Daniel Shayesteh, 56, will hold daylong seminars and tell his life story on Saturday, Sept. 11, at the Neighborhood Church, 263 Texas Ave., Bangor, and on Sept. 18 at Military Street Baptist Church, 56 Military St., Houlton. He also will speak at other churches next week.
“I will talk about Islam from its roots to its branches,” Shayesteh said Thursday in a telephone interview about the programs. “I will explain the social, political and moral implications of Islam and reveal everything about what the Quran is and what Islam is and what Islam’s approach to non-Muslims is. I was a radical Muslim and teacher of Islam. I want the audience to understand what Islam is to help people combat the threat of radical Muslims and their desire to destroy non-Muslims and the West.”
Shayesteh, who was born in Iran near the Caspian Sea, could recite the Quran in Arabic by the time he was 9, according to information on his website. During the Iranian Revolution, he taught Islam and religious philosophy. He said Thursday that after Ayatollah Khomeini came to power, the cleric reneged on his promise to allow citizens more freedom.
Considered a secularist by Khomeini’s government, Shayesteh was arrested in 1984 with four others, imprisoned and sentenced to death. A year later, he unexpectedly was released but forbidden from working, while his fellow detainees were executed, according to a biography provided by the Neighborhood Church. He escaped to Turkey in 1991. His wife and three daughters, who also now are Christians, joined him a few months later.
“What happened to me and my Islamic brothers in Iran where people were killing each other and there was no freedom and no autonomy caused me to search for answers,” Shayesteh said Thursday. “While I was in a doctoral program in Turkey, I had to read about all religions and I was really amazed by Christian culture and how Christianity shaped Western laws and Western values.”
That led him to join a Christian group in Turkey and to compare the Bible to the Quran, according to his biography. Shayesteh’s testimony about his conversion includes a story of his hearing Jesus’ voice in a dream tell him, “Come out of your father’s old house and live in a new house on the rock of Jesus.”
Shayesteh said Thursday that those who believe Islam is a peaceful religion are misinterpreting the Quran.
“It says hundreds of times to go kill non-Muslims and Christians and Jews,” he said. “Islam is a political religion that aims to rule the world.”

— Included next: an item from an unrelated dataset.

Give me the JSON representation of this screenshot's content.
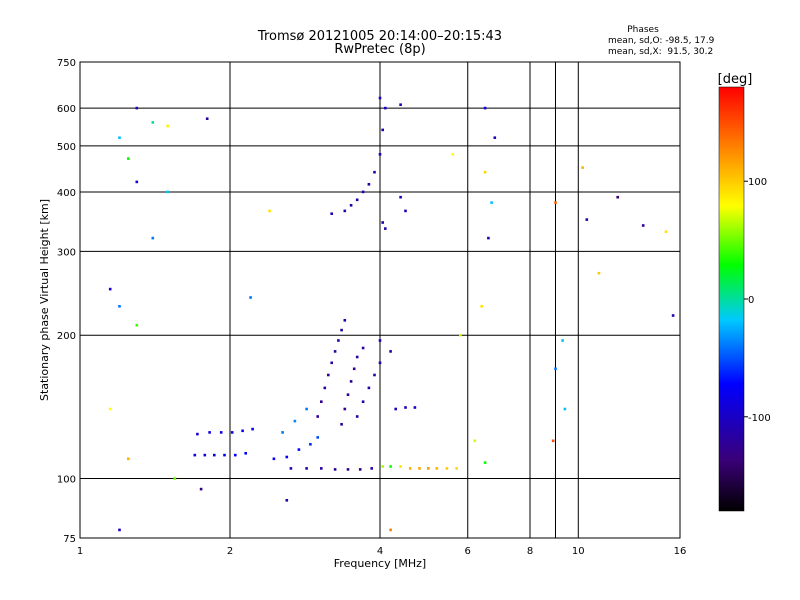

Many Muslims disagree. In London earlier this year, Pakistan-born Sheikh Tahir ul-Qadri condemned terrorism in all its forms, according to a report published in the London Independent. A prominent theologian, ul-Qadri issued a 600-page analysis with many citations from the Quran refuting beliefs that Muslims’ holy book promoted violence and terrorist acts.
“Terrorism is terrorism, violence is violence, and it has no place in Islamic teaching and no justification can be provided for it, or any kind of excuses of ifs and buts,” ul-Qadri said. “The world needs an absolute unconditional, unqualified and total condemnation of terrorism.”
Despite some clerics’ calls for nonviolence, Shayesteh declined Thursday to say where in the United State he now lives because of death threats he has received since his conversion to Christianity.
Shayesteh has spoken in cities large and small. He told an Ohio paper last year during a visit to Zanesville that it was just as important for him to speak in rural areas as in urban settings.
“Our Lord lived in a small city and that small city changed the world,” Shayesteh said last year. “It’s not the small and big, it’s the heart of people. I appreciate every American who loves the Lord and stands up for their country. So, it doesn’t matter where I am, my goal is to create awareness and that awareness should be part of life in small cities and big cities.”
In addition to his daylong programs in Bangor and Houlton, Shayesteh also will speak at:
• 10:30 a.m. Sunday, Sept. 12, Neighborhood Church, 263 Texas Ave., Bangor.
• 5:30 p.m. Sunday, Sept. 12, Calvary Baptist Church, 61 State St., Brewer.
• 6:30 p.m. Wednesday, Sept. 15, Bangor Baptist Church, 1476 Broadway, Bangor.
• 9:45 a.m. Friday, Sept. 17, Greater Houlton Christian Academy chapel, 27 School St., Houlton.